Mainstream use of virtual reality in our homes and workplaces was probably one of the most popular technology predictions of the past half century.
Unlike flying cars or teleportation, virtual reality headsets have been in development since the late 1960s.
There was a wave of expectation around VR in 2016, seen by many tech watchers as the year virtual reality would go mainstream.
Despite these bursts of optimism, it has never quite broken through. Today, few own their own headsets or use virtual reality in their day-to-day work.
Consultancy CCS Insights estimates 10 million headsets will be in circulation worldwide by the end of 2019, 21% growth on the previous year.
But it acknowledges this “might seem disappointing considering the huge hype” around VR, with still just a handful of successful devices available.
A major issue is that the price of headsets has remained very expensive.

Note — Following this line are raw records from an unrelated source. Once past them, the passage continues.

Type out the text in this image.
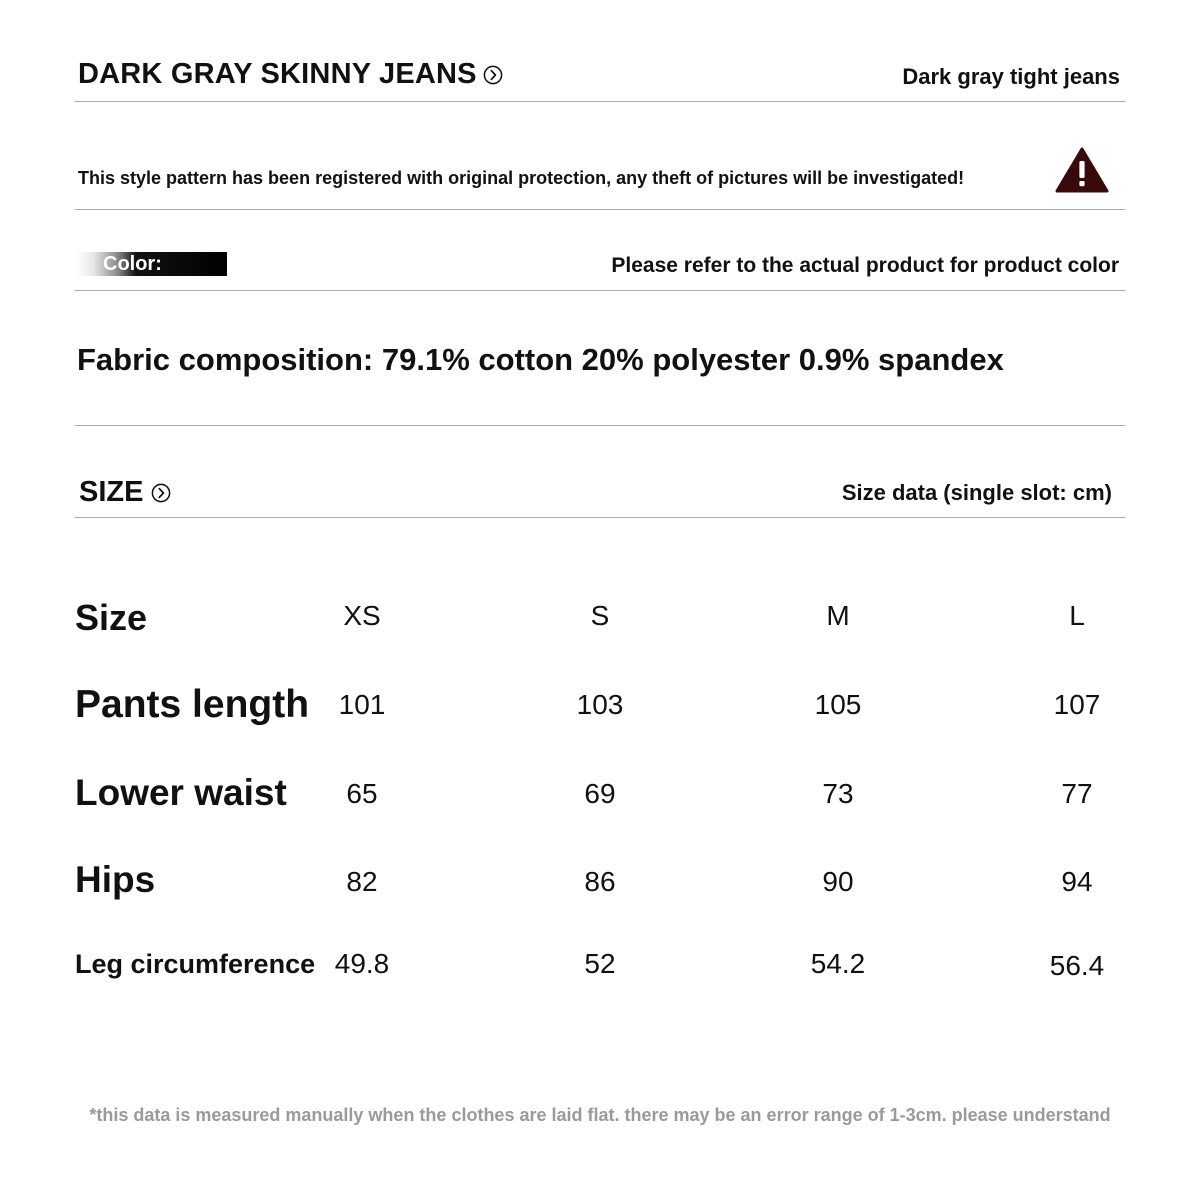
DARK GRAY SKINNY JEANS	Dark gray tight jeans
This style pattern has been registered with original protection, any theft of pictures will be investigated!
Color:	Please refer to the actual product for product color
Fabric composition: 79.1% cotton 20% polyester 0.9% spandex
SIZE	Size data (single slot: cm)
Size	XS	S	M	L
Pants length	101	103	105	107
Lower waist	65	69	73	77
Hips	82	86	90	94
Leg circumference 49.8	52	54.2	56.4
*this data is measured manually when the clothes are laid flat. there may be an error range of 1-3cm. please understand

“I think VR remains a very niche technology,” says James Gautrey, a portfolio manager at Schroders who specialises in analysing technology stocks.
“Mass adoption remains impeded by the hardware required to run it, in my opinion. Take videogames – you need a very powerful PC, a good amount of space, sensors set up around it, and of course the VR helmet itself.
“The cost runs to thousands and for most it is completely impractical not to mention too expensive.
“There are clearly benefits using it to train people where real life ‘on the job’ training is dangerous, such as pilots, surgeons, deep sea divers. But beyond that and specialist video gamers, I have not seen any compelling use cases that would make it more mainstream.”